FIRENZE — Nel marzo del 1914, presso alcune sale della Galleria dell’Accademia, il ministro Arduino Colasanti inaugurava una prima modesta sezione dedicata all’arte moderna che venti anni più tardi nel giugno 1924 avrebbe approdato a Palazzo Pitti nell’attuale sede museale.
Per celebrare il centenario di un’istituzione culturale occorre ricordare cosa ha contribuito a formare le sue collezioni come nel caso della Galleria dove le diverse provenienze delle opere costudite come quelle dei premi Accademici, delle raccolte lorenesi e sabaude, in grado di illustrare  una lunga e complessa storia fino a raggiungere la fondazione museale. 

Nel 1896 il critico Diego Martelli, sodale del movimento macchiaiolo, evidenziò la necessità che anche a Firenze, come già a Roma e Venezia, vi fosse una Galleria alle proposte dell’arte moderna. La raccolta di opere di importanti esponenti dell’arte ottocentesca toscana, soprattutto macchiaiola, doveva quindi trovare degna collocazione.

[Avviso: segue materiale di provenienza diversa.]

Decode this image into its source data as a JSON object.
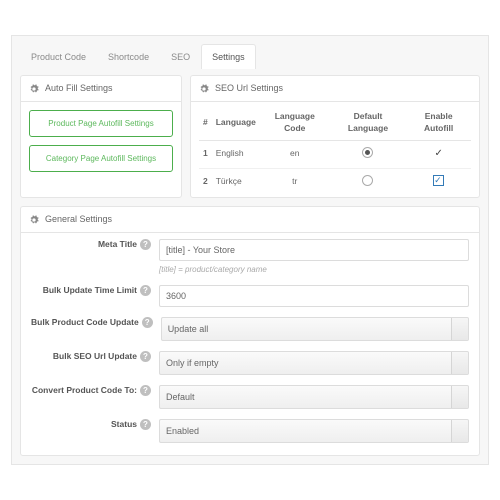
{
  "tabs": {
    "items": [
      "Product Code",
      "Shortcode",
      "SEO",
      "Settings"
    ],
    "active": 3
  },
  "autofill": {
    "title": "Auto Fill Settings",
    "btn_product": "Product Page Autofill Settings",
    "btn_category": "Category Page Autofill Settings"
  },
  "seourl": {
    "title": "SEO Url Settings",
    "cols": {
      "n": "#",
      "lang": "Language",
      "code": "Language Code",
      "def": "Default Language",
      "auto": "Enable Autofill"
    },
    "rows": [
      {
        "n": "1",
        "lang": "English",
        "code": "en",
        "def": true,
        "auto_mode": "check"
      },
      {
        "n": "2",
        "lang": "Türkçe",
        "code": "tr",
        "def": false,
        "auto_mode": "box-on"
      }
    ]
  },
  "general": {
    "title": "General Settings",
    "meta_title": {
      "label": "Meta Title",
      "value": "[title] - Your Store",
      "hint": "[title] = product/category name"
    },
    "bulk_limit": {
      "label": "Bulk Update Time Limit",
      "value": "3600"
    },
    "bulk_code": {
      "label": "Bulk Product Code Update",
      "value": "Update all"
    },
    "bulk_seo": {
      "label": "Bulk SEO Url Update",
      "value": "Only if empty"
    },
    "convert": {
      "label": "Convert Product Code To:",
      "value": "Default"
    },
    "status": {
      "label": "Status",
      "value": "Enabled"
    }
  }
}
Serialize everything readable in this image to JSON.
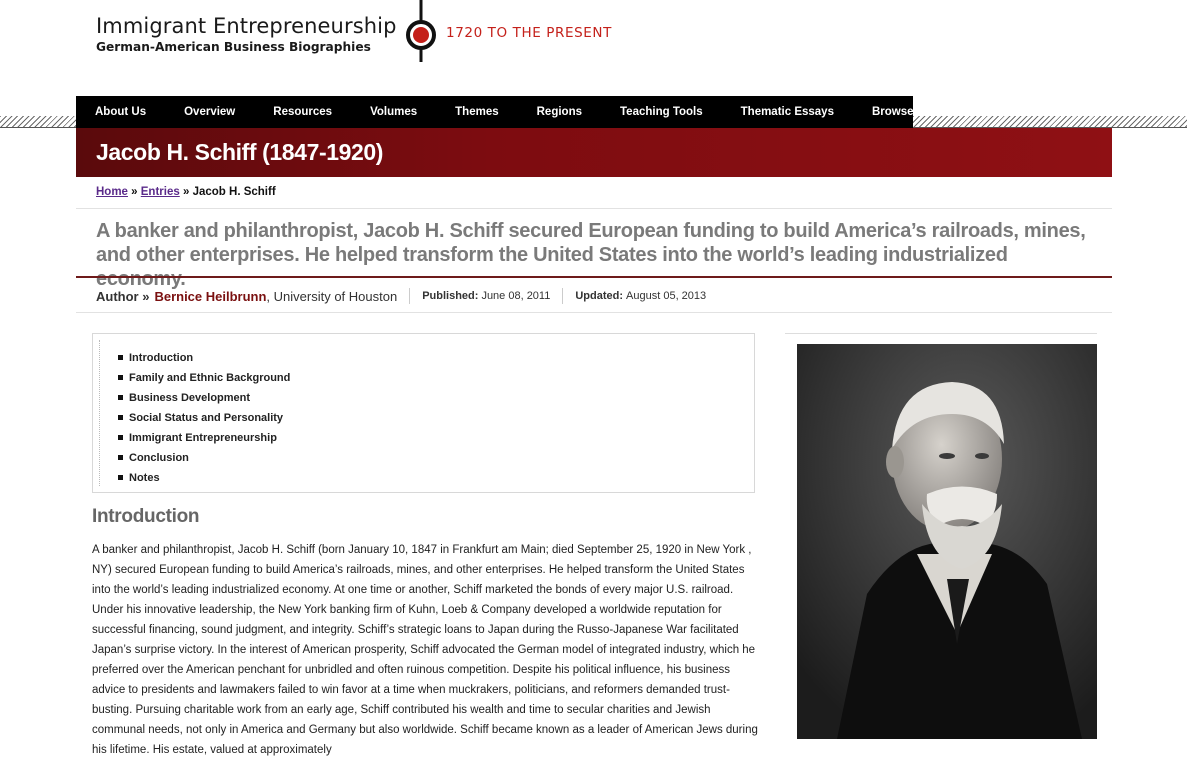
{
  "site": {
    "title": "Immigrant Entrepreneurship",
    "subtitle": "German-American Business Biographies",
    "tagline": "1720 TO THE PRESENT"
  },
  "nav": [
    {
      "label": "About Us"
    },
    {
      "label": "Overview"
    },
    {
      "label": "Resources"
    },
    {
      "label": "Volumes"
    },
    {
      "label": "Themes"
    },
    {
      "label": "Regions"
    },
    {
      "label": "Teaching Tools"
    },
    {
      "label": "Thematic Essays"
    },
    {
      "label": "Browse"
    }
  ],
  "page_title": "Jacob H. Schiff (1847-1920)",
  "breadcrumb": {
    "home": "Home",
    "sep": "»",
    "entries": "Entries",
    "current": "Jacob H. Schiff"
  },
  "lede": "A banker and philanthropist, Jacob H. Schiff secured European funding to build America’s railroads, mines, and other enterprises. He helped transform the United States into the world’s leading industrialized economy.",
  "meta": {
    "author_label": "Author »",
    "author_name": "Bernice Heilbrunn",
    "institution": ", University of Houston",
    "published_label": "Published:",
    "published_date": "June 08, 2011",
    "updated_label": "Updated:",
    "updated_date": "August 05, 2013"
  },
  "toc": [
    "Introduction",
    "Family and Ethnic Background",
    "Business Development",
    "Social Status and Personality",
    "Immigrant Entrepreneurship",
    "Conclusion",
    "Notes"
  ],
  "section_heading": "Introduction",
  "article_text": "A banker and philanthropist, Jacob H. Schiff (born January 10, 1847 in Frankfurt am Main; died September 25, 1920 in New York , NY) secured European funding to build America’s railroads, mines, and other enterprises. He helped transform the United States into the world’s leading industrialized economy. At one time or another, Schiff marketed the bonds of every major U.S. railroad. Under his innovative leadership, the New York banking firm of Kuhn, Loeb & Company developed a worldwide reputation for successful financing, sound judgment, and integrity. Schiff’s strategic loans to Japan during the Russo-Japanese War facilitated Japan’s surprise victory. In the interest of American prosperity, Schiff advocated the German model of integrated industry, which he preferred over the American penchant for unbridled and often ruinous competition. Despite his political influence, his business advice to presidents and lawmakers failed to win favor at a time when muckrakers, politicians, and reformers demanded trust-busting. Pursuing charitable work from an early age, Schiff contributed his wealth and time to secular charities and Jewish communal needs, not only in America and Germany but also worldwide. Schiff became known as a leader of American Jews during his lifetime. His estate, valued at approximately",
  "colors": {
    "brand_red": "#c4201a",
    "banner_dark": "#5a0a0c",
    "banner_light": "#8f1014",
    "nav_bg": "#000000",
    "link_purple": "#5a2a8a",
    "author_red": "#7a1010"
  }
}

"Luci sul 900" oltre che una mostra è anche l’ipotesi di un percorso museale di capolavori per lo più inediti del secolo scorso; un modo per far vedere tutto quello che di solito non si vede perché costudito nei depositi della Galleria d’arte moderna di Palazzo Pitti

In questa prima selezione di opere del possibile percorso del futuro museo, vi sono molte espressioni della cultura figurativa italiana e dei suoi più importanti interpreti: Capogrossi, Carena, Casorati, De Chirico, De Pisis, Peyron, Rosai, Severini; inoltre si presenteranno i collegamenti con i migliori esponenti della letteratura e della musica dell’epoca attraverso riviste, poeti, romanzieri, scenografi e soprattutto, un’eccellente collezione di opere d’arte appartenenti al Gruppo novecentesco toscano di Baccio Maria Bacci, Giovanni Colacicchi e gli altri sodali, intorno al clima della rivista Solaria in quel ritrovo dell’intellighenzia fiorentina che fu il caffè delle Giubbe Rosse. Negli anni Venti dunque Firenze era un fertile centro culturale, meta dei migliori artisti ed intellettuali. 

Nella Sala da Ballo e Sala della Musica del Quartiere d’Inverno verrà mostrato qualche capitolo del patrimonio novecentesco della galleria le cui raccolte comprendono capolavori di Carlo Carrà, Baccio Maria Bacci, Alberto Savinio, Marino Marini, Libero Andreotti, Antonio Maraini, e molti altri protagonisti della cultura figurativa italiana.